One Hundred and Fifty-two

Techniques are the words of Aikido.

My training consists, largely, of practicing techniques over and over. Techniques are structured movements, patterned responses to predetermined attacks. They have identifiable forms that, while differing in small details, are essentially the same across Aikido styles. In and of themselves, techniques are mechanical vehicles for learning and internalizing the concepts that underly Aikido. I learn connection, congruent motion, correct distance, timing, extension of Ki while moving etc.

Randori is the literature of Aikido.

During randori the motions of uke and nage are removed from the structured dance of technique practice and enter into the realm of spontaneity. My uke is free to move unfettered by the constraints that govern technique practice and, likewise, my movement is equally unrestrained.

Early in my training, randori consisted of repeated attack/throw sequences, not far removed from the practice of individual technique; the obvious difference being that the attacks and defensive moves were not predetermined. Of late the formal waza has begun to disappear from my randori; it's being replaced by something else that I can't yet define or adequately describe. My partners still fall, but it's as though the throws are hidden in the motion. The whole exercise becomes an unbroken string of movement punctuated by an occasional slap of a hand on the mat as uke falls.

The following video clip of a 'grabs only' randori illustrates the point.

Tuesday, February 16, 2010

One Hundred and Fifty-one

The touch of a single snowflake is but a whisper of force. Bring enough snowflakes to bear, however, and trees are felled by them; valleys are cut by them; mountains crumble beneath them. And still, the touch of a single snowflake is but a whisper of force.

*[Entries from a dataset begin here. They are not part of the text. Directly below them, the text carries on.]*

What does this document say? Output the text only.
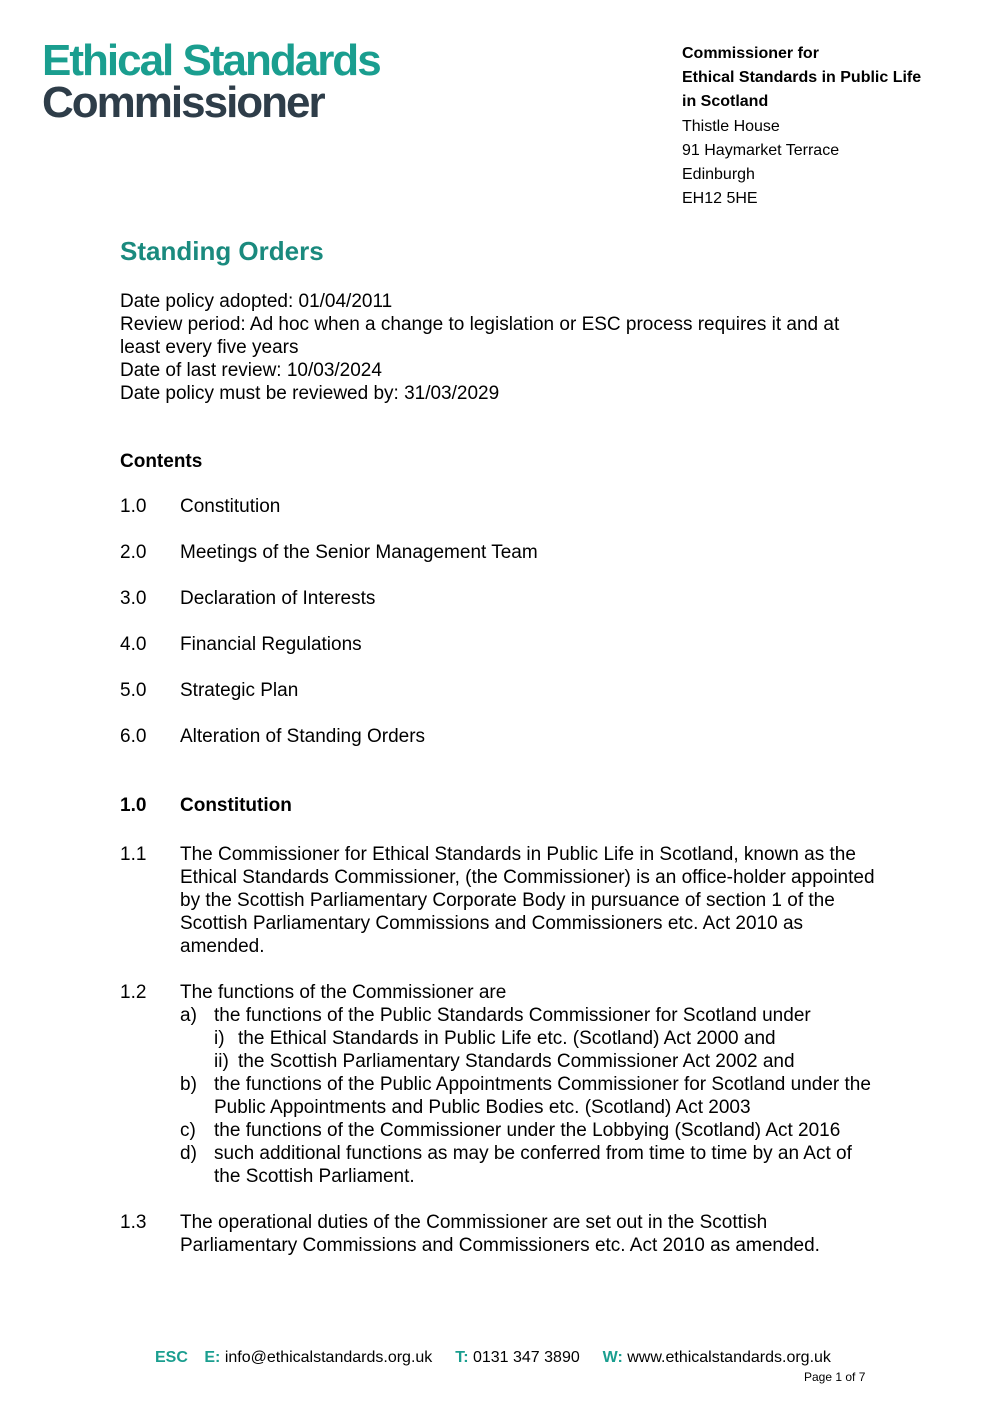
Ethical Standards
Commissioner
Commissioner for
Ethical Standards in Public Life
in Scotland
Thistle House
91 Haymarket Terrace
Edinburgh
EH12 5HE
Standing Orders
Date policy adopted: 01/04/2011
Review period: Ad hoc when a change to legislation or ESC process requires it and at least every five years
Date of last review: 10/03/2024
Date policy must be reviewed by: 31/03/2029
Contents
1.0	Constitution
2.0	Meetings of the Senior Management Team
3.0	Declaration of Interests
4.0	Financial Regulations
5.0	Strategic Plan
6.0	Alteration of Standing Orders
1.0	Constitution
1.1	The Commissioner for Ethical Standards in Public Life in Scotland, known as the Ethical Standards Commissioner, (the Commissioner) is an office-holder appointed by the Scottish Parliamentary Corporate Body in pursuance of section 1 of the Scottish Parliamentary Commissions and Commissioners etc. Act 2010 as amended.
1.2	The functions of the Commissioner are
a) the functions of the Public Standards Commissioner for Scotland under
i) the Ethical Standards in Public Life etc. (Scotland) Act 2000 and
ii) the Scottish Parliamentary Standards Commissioner Act 2002 and
b) the functions of the Public Appointments Commissioner for Scotland under the Public Appointments and Public Bodies etc. (Scotland) Act 2003
c) the functions of the Commissioner under the Lobbying (Scotland) Act 2016
d) such additional functions as may be conferred from time to time by an Act of the Scottish Parliament.
1.3	The operational duties of the Commissioner are set out in the Scottish Parliamentary Commissions and Commissioners etc. Act 2010 as amended.
ESC E: info@ethicalstandards.org.uk T: 0131 347 3890 W: www.ethicalstandards.org.uk
Page 1 of 7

The touch of my Ki upon uke during kokyu nage is like a single snowflake; until, that is, it isn't. At the moment our congruent motions reach the limit of his balance and my maximized extension, when he is at his lightest and I am at my heaviest, that single snowflake-like touch of Ki becomes an avalanche.

At moments like that I am fully aware of our connections; to each other, to the group around us, to the wider universe. The deeper reality of Aikido training becomes manifest, and while transient, leaves a little of itself behind each time. And so I continue to grow.

Friday, February 12, 2010

One Hundred and Fifty

As I practice I realize that my movement shapes the space around me. Without physically controlling uke I nevertheless control where she may move in order to continue with her attack. And while she may still have many paths to take in order to reengage with me, her likelihood of success along any one of them is remote.

It’s not really that simple, of course. For uke moves as well and about her center, just as about mine, space is shaped, distorted, defined. And I can find myself caught in currents that threaten to whisk me from my path and move me from confluence to intersection with uke on her terms thereby increasing the probability of a successful attack.

Therefore I seek to occupy the center that is common to our centers, the point at which conflict becomes cooperation; where forces coincide and neutralize one another… where Ki flows freely and I become its conduit.